Surah 104 of the Quran
- Classification: Meccan
- Other names: The Traducer, The Gossipmonger, The Backbiter
- Position: Juzʼ 30
- No. of verses: 9
- No. of words: 33
- No. of letters: 133

= Al-Humazah =

104th chapter of the Qur'an

Al-Humazah (الهمزة: "The Backbiter", "The Slanderer", or "The Scorner") is the 104th chapter (sūrah) of the Qur'an, with 9 āyāt or verses.
۝ Woe to every backbiter, slanderer,
۝ who amasses wealth ˹greedily˺ and counts it ˹repeatedly˺,
۝ thinking that their wealth will make them immortal!
۝ Not at all! Such a person will certainly be tossed into the Crusher.
۝ And what will make you realize what the Crusher is?
۝ ˹It is˺ Allah's kindled Fire,
۝ which rages over the hearts.
۝ It will be sealed over them,
۝ ˹tightly secured˺ with long braces.

The Surah takes its name from the word humazah occurring in the first verse. The main statement in this surah is the Consequences of man in loss. It condemns those who slander others, whether by speech or action, and imagine that their own wealth will keep them immune from death, and describes the doom of Hell which awaits them.

Regarding the timing and contextual background of the revelation (asbāb al-nuzūl), it is an earlier "Meccan surah", which means it is believed to have been revealed in Mecca, rather than later in Medina.

== Summary ==
- 1-3Woes pronounced on slanderers and backbiters
- 4-9 Al Hutama described

== Text and meaning ==
=== Text and transliteration ===

- Warsh from Nafiʽ al-Madani

Bismi l-lāhi r-raḥmāni r-raḥīm(i)

 Waylu l-likul-li humazati l-lumazah(tin)
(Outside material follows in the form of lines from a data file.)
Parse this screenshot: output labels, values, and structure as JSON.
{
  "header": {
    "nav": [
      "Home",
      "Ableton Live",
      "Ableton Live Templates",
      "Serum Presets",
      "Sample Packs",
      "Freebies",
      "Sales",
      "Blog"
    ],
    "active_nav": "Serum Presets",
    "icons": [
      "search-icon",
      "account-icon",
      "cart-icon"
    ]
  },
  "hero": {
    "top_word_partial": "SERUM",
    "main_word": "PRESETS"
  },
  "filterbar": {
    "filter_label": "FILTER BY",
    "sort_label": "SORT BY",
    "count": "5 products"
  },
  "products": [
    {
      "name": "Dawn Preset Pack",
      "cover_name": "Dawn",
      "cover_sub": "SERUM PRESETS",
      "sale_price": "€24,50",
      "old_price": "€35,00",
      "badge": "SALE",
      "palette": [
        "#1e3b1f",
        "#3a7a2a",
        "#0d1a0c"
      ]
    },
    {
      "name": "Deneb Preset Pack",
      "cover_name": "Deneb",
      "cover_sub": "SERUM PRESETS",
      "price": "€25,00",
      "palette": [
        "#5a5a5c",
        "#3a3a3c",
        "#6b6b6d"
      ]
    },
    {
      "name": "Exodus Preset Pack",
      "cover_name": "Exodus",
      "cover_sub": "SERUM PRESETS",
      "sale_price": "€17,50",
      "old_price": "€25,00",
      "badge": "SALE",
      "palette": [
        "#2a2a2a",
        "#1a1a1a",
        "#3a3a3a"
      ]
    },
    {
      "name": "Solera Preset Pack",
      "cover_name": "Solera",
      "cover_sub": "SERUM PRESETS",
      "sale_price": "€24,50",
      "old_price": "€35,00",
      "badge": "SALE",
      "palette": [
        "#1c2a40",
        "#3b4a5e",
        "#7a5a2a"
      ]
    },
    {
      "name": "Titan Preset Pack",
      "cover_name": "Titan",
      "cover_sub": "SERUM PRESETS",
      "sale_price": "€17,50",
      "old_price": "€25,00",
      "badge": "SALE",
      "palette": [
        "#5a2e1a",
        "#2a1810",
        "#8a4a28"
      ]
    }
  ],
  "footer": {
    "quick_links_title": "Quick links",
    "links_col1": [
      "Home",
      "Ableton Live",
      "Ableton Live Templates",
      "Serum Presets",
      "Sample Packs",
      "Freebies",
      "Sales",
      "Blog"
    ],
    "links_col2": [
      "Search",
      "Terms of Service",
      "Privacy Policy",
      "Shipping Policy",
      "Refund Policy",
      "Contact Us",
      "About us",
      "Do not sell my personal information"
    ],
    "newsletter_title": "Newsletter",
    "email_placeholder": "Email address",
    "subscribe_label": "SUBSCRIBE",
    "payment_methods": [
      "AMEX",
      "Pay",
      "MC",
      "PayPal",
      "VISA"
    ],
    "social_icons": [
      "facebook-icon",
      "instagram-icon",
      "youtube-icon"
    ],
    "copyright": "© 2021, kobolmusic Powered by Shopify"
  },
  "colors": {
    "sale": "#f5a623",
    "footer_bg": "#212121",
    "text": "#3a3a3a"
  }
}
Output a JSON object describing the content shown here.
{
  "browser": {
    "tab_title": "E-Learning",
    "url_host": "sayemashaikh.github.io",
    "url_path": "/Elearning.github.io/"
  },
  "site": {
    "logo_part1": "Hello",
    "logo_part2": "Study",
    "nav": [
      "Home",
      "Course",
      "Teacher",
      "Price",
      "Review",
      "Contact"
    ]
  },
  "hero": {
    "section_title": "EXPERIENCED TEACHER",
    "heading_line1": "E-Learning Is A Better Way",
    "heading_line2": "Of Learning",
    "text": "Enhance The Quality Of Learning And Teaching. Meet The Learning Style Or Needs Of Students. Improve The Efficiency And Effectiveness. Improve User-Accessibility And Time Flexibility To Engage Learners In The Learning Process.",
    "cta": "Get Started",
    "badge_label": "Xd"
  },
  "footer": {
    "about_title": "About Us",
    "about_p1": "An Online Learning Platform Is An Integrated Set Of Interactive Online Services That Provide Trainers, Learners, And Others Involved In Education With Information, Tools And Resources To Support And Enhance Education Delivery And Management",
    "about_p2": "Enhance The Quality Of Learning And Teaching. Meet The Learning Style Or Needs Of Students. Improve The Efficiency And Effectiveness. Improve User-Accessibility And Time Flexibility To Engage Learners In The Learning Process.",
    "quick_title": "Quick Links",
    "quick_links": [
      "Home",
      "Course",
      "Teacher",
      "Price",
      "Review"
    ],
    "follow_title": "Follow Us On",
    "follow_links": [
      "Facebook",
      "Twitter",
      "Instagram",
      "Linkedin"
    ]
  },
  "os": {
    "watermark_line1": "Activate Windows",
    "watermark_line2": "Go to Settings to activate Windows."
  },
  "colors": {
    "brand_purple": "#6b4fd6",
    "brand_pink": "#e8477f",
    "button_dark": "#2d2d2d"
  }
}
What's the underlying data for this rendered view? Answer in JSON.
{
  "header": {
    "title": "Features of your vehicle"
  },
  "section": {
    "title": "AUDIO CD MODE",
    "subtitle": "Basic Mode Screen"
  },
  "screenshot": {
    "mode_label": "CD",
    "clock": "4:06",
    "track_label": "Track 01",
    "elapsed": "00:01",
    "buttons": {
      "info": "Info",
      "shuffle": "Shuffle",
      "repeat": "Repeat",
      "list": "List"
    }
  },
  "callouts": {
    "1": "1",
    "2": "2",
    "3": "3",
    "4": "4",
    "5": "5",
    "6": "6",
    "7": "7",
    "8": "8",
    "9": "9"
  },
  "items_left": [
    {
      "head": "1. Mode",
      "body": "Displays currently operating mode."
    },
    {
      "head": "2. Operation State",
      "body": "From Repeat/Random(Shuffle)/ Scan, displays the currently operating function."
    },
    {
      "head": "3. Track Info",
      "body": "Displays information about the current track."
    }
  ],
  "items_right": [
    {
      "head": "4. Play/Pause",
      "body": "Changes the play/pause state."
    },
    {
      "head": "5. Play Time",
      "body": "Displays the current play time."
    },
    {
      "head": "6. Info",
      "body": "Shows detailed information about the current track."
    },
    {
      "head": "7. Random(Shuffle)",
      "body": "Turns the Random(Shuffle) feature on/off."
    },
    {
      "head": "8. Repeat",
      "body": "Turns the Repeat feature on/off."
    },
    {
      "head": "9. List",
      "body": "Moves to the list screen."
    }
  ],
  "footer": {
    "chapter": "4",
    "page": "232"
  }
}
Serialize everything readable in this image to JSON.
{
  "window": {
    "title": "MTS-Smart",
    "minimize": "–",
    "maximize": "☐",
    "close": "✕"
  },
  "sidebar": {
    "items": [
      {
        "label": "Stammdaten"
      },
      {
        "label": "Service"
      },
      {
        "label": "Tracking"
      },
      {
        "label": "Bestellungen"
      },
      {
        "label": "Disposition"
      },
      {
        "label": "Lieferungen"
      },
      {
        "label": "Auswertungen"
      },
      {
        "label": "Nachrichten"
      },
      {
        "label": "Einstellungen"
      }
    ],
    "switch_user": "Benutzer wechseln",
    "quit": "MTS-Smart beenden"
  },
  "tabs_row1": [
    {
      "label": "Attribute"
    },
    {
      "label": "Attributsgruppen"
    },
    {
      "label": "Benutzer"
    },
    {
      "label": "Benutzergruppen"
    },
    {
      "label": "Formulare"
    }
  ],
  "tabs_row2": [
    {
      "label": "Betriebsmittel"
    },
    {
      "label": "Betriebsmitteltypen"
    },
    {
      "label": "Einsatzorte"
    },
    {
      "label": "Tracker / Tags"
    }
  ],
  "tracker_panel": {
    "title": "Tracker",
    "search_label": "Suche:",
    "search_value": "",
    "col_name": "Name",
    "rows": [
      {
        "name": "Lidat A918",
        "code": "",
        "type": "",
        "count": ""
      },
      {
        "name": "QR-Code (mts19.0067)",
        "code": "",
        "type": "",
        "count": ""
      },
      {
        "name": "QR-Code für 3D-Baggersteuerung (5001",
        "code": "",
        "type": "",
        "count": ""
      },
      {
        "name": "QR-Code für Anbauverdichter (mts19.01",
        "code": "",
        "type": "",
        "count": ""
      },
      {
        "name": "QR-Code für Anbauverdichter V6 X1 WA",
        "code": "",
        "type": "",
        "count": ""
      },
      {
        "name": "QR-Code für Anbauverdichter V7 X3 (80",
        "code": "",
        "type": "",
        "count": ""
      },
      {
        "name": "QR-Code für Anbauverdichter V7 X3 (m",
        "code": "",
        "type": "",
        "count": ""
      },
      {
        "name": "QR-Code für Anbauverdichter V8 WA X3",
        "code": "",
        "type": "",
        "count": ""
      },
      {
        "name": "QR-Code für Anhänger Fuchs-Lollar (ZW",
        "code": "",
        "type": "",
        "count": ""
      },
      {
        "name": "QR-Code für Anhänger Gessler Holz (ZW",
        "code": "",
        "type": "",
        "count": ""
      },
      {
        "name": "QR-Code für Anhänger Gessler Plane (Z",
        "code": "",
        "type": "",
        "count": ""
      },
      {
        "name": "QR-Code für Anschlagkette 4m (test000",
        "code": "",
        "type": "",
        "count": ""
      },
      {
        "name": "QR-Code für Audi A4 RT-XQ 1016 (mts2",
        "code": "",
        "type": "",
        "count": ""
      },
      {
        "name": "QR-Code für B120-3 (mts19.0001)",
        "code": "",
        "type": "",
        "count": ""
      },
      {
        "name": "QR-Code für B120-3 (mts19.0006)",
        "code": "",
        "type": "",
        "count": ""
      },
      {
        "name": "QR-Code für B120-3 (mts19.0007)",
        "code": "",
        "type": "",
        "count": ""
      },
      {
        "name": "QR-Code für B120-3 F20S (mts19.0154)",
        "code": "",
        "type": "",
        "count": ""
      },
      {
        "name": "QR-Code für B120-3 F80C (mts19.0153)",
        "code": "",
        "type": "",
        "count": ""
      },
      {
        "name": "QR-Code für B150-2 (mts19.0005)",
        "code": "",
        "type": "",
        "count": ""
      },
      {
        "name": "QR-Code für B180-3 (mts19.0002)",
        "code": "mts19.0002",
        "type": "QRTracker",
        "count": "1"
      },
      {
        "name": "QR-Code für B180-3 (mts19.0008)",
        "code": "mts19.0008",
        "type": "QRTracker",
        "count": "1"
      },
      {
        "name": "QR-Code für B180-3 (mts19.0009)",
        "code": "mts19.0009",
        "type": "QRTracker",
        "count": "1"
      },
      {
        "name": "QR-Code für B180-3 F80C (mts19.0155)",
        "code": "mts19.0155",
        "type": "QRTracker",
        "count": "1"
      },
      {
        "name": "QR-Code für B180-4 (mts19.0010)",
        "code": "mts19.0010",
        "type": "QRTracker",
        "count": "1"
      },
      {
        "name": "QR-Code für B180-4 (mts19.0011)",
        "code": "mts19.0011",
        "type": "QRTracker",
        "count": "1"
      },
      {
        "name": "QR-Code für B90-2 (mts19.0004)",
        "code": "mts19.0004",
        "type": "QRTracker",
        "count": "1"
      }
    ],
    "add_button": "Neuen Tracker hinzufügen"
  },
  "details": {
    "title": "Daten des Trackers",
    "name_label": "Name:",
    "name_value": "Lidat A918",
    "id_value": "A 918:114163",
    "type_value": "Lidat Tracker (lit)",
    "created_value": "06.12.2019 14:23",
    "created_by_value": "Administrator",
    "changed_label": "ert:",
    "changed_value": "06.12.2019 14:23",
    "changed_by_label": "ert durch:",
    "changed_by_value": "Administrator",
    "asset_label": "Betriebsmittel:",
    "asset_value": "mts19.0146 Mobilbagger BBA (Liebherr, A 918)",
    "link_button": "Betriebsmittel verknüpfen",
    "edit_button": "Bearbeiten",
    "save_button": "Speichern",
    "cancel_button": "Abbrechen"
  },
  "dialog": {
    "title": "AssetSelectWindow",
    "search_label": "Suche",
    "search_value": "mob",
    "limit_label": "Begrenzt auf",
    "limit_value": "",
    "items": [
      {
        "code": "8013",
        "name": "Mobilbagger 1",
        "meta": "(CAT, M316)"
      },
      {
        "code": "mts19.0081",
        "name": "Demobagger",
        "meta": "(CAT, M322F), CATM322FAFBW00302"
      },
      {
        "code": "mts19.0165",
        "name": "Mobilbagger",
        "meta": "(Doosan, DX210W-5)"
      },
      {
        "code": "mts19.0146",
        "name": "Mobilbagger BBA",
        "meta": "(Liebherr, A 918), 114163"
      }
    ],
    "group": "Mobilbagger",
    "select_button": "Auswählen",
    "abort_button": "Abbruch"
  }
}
 ’al-ladhī jama‘a māla w-wa‘ad-dadah(ū)

 Yaḥbu ’an-na mālahū ’akhladah(ū)

 Kal-lā, layunbadhan-na fi l-ḥuṭamah(ti)

 Wamā ’adka ma l-ḥuṭamah(tu)

 Nāru l-lāhi l-mūqadah(tu)

 ’al latī taṭ-ṭali‘u ‘ala f’idah(ti)

 ’in-nahā ‘alayhi m-mṣadah(tun)

 Fī ‘amadi m-mumad-dadah(tin)

=== Translation ===

Woe to every scorner and mocker

Who collects wealth and [continuously] counts it.

He thinks that his wealth will make him immortal.

No! He will surely be thrown into the Crusher.

And what can make you know what is the Crusher?

It is the fire of Allāh, [eternally] fueled,

Which mounts directed at the hearts.

Indeed, Hellfire will be closed down upon them

In extended columns.

Translation: Saheeh International, 1997

== Overview ==

In the phrase "slandering traducer" (Arabic: humaza lumaza), according to Ibn Kathir, the first word refers to slandering by speech, and the second to slander by action (though he also quotes Mujahid as saying the opposite: "Al-Humazah is with the hand and the eye, and Al-Lumazah is with the tongue.") The "fire ... which leapeth over the hearts" is sometimes interpreted as starting below and rising: according to Ibn Kathir, Muhammad bin Ka`b said that "it (the Fire) will devour every part of his body until it reaches his heart and comes to the level of his throat, then it will return to his body." The "columns" described in the final verse are interpreted as columns of fire by some authorities (e.g. As-Sudd), as in the translation above, but as literal pillars of iron by some others (e.g. Al-Awfi).

Surah Humazah tells how bad mankind can get into loss, and this is why some scholars state that there is no severer description given of hell in the Quran than the description given in this surah. Many severe and harsh descriptions of hell are mentioned throughout the Quran, however this Surah is especially unique, as Allah says about hell what He has not said in other Surahs: “Naarullah” ((the) Fire (of) Allah!).

In other surahs, Allah says “Naaru Jahannam” (Fire of Hell) etc. But when the fire is attributed to God, it's more than that, it's a fire lit by Allah Himself for those who opposed Him.

This is the last surah in the Quran which discusses the Akhirah (after life), and the surahs after this do not discuss the Akhirah afterlife again.